Don’t Forget: This Is Still A Flower… Sort Of.
The skunk cabbage plant, like all flowering plants, has male and female flowers. The male flowers are the ones with the large, bright petals and the female flowers are the small, green buds at the base of the flower. The male flowers are inedible and are best left for pollination. The female flowers can be eaten, but they’re smaller and less noticeable. If you want to harvest the female flowers, wait until the plant is mature and brown, and then pick them off the stalk, leaving the male flowers behind. The flowers can be eaten raw or cooked like broccoli.

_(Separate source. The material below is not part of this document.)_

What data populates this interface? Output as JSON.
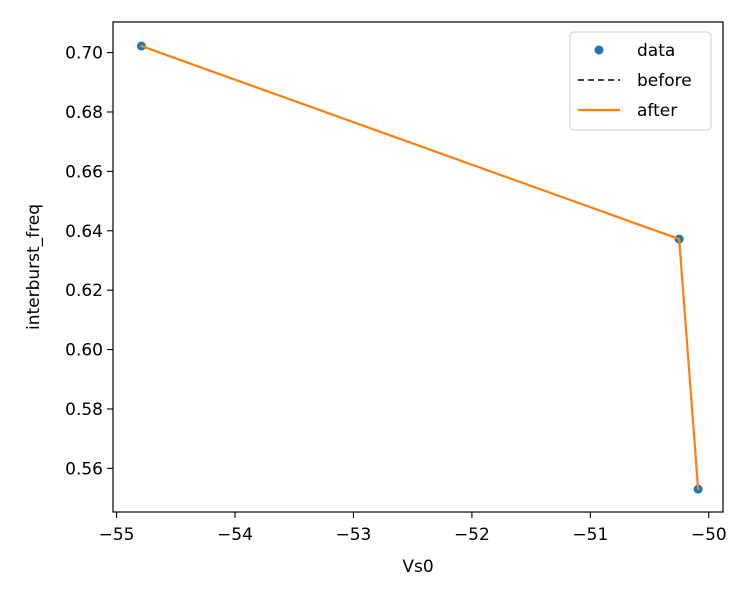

As we’ve covered in the above section, we know that skunk cabbage is edible. We also know that it can be used in both salads and stir-fries. But what else is there to know about this unusual plant? Now that we’ve covered the basics of whether or not skunk cabbage is edible and how to eat it, let’s take a look at some of the health benefits of consuming skunk cabbage. Skunk cabbage contains a variety of vitamins, minerals, and amino acids that are good for the body.